2.                                Dans la décision attaquée, le CSR a refusé de prendre en charge le solde de la facture de 559 fr.50 pour l’acquisition d’un appareil auditif. Il résulte du dossier que l’intervention de l’aide sociale a été requise par les recourants en raison du refus de l’assurance-invaldité et de la caisse maladie de la recourante de prendre en charge la totalité du coût de l’appareil. Dès lors que le CSR a apparemment considéré qu’on était en présence d’une demande exceptionnelle au sens du chiffre II-6.18 du Recueil d’application de l’aide sociale vaudoise, qui implique l'accord préalable du SPAS, il a soumis la demande de la recourante au SPAS et a suivi la prise de position négative de ce dernier. Dans les observations déposées dans le cadre de la procédure devant le Tribunal administratif, le SPAS a cependant précisé qu’il avait réexaminé le dossier suite au recours, ce qui lui avait permis de constater que la décision attaquée reposait sur des prémisses inexactes puisque l’Office de l’assurance-invalidité n’avait en réalité pas encore statué sur le montant pris en charge par l'AI et que la caisse maladie pourrait également intervenir, ceci contrairement à ce qu’elle avait affirmé dans un premier temps. Dans ses observations, le SPAS relevait par conséquent que la décision attaquée était « prématurée ».

3.                                a) Le principe inquisitorial, qui domine la procédure administrative (ATF 111 II 284 c. 2; Pierre Moor, Droit administratif, vol. II, ch. 2.2.6.3, p. 175), impose à l'autorité d'établir d'office l'ensemble des faits déterminants avant de rendre sa décision (ATF 110 V 52 c. 4a et la jurisprudence citée); elle doit entreprendre elle-même les investigations nécessaires (en requérant au besoin la collaboration des intéressés) pour établir ses faits (Imboden/Rhinow, Schweizerische Verwaltungsrechtsprechung, Nr. 88 B I, p. 550).
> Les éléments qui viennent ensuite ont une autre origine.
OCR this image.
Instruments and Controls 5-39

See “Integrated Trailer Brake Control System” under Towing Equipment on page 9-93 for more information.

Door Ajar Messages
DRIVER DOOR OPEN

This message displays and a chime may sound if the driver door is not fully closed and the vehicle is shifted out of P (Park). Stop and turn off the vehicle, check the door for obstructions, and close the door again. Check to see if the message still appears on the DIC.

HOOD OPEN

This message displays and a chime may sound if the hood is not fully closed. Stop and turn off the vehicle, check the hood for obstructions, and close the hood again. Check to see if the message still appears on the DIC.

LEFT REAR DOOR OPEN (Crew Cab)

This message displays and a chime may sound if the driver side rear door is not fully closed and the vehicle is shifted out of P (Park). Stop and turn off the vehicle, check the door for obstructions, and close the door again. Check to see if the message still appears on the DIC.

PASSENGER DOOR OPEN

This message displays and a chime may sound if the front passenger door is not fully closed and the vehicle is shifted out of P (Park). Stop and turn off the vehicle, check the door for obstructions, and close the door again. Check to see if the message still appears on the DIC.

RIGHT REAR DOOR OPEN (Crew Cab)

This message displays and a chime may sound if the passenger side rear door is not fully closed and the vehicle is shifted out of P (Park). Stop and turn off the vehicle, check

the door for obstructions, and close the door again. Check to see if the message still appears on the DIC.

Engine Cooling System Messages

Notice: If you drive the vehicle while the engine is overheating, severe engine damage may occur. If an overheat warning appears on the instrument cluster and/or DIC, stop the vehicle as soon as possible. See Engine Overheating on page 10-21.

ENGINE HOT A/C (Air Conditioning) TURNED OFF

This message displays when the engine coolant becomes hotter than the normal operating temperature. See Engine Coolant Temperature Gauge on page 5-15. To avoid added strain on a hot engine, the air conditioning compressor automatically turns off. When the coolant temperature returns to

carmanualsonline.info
Lorsque la loi se réfère à des circonstances concrètes précises, l'autorité ne saurait se satisfaire d'une évaluation schématique (ATF 112 Ib 8; 110 V 229). Elle doit au contraire déterminer en droit et en équité tout ce qui doit être élucidé; elle doit pourvoir à l'administration des preuves nécessaires et ensuite apprécier consciencieusement le résultat de la procédure probatoire (ATF 104 V 211).

b) En l'occurrence, la décision attaquée a été prise sur la base d'une injonction d’une autorité – le SPAS – qui, de son propre aveu, ne disposait pas de tous les éléments pour statuer en connaissance de cause. En effet, au moment où elle s'est prononcée, le montant pour lequel l'intervention de l'aide sociale était requise ne pouvait pas être établi. Dans ces circonstances,  la décision attaquée doit être annulée et il convient de retourner le dossier au CSR en l'invitant à statuer à nouveau lorsque l’Office AI et la caisse maladie se seront prononcés définitivement au sujet de la prise en charge du solde de la facture de 559 fr.50 encore dû à Y.________ SA.

4.                Il résulte des considérants que le recours doit être admis. Vu le sort du recours, le présent arrêt est rendu sans frais.

 

Par ces motifs
le Tribunal administratif
arrête:

I.                                   Le recours est admis.

II.                                 La décision rendue par le Centre social régional de Lausanne le 20 septembre 2005 est annulée, le dossier lui étant retourné pour nouvelle décision au sens des considérants.

III.                                Le présent arrêt est rendu sans frais.

jc/Lausanne, le 24 janvier 2006

 

                                                          Le président:                                  

                                                                                                                 

 

 

Le présent arrêt est communiqué aux destinataires de l'avis d'envoi ci-joint.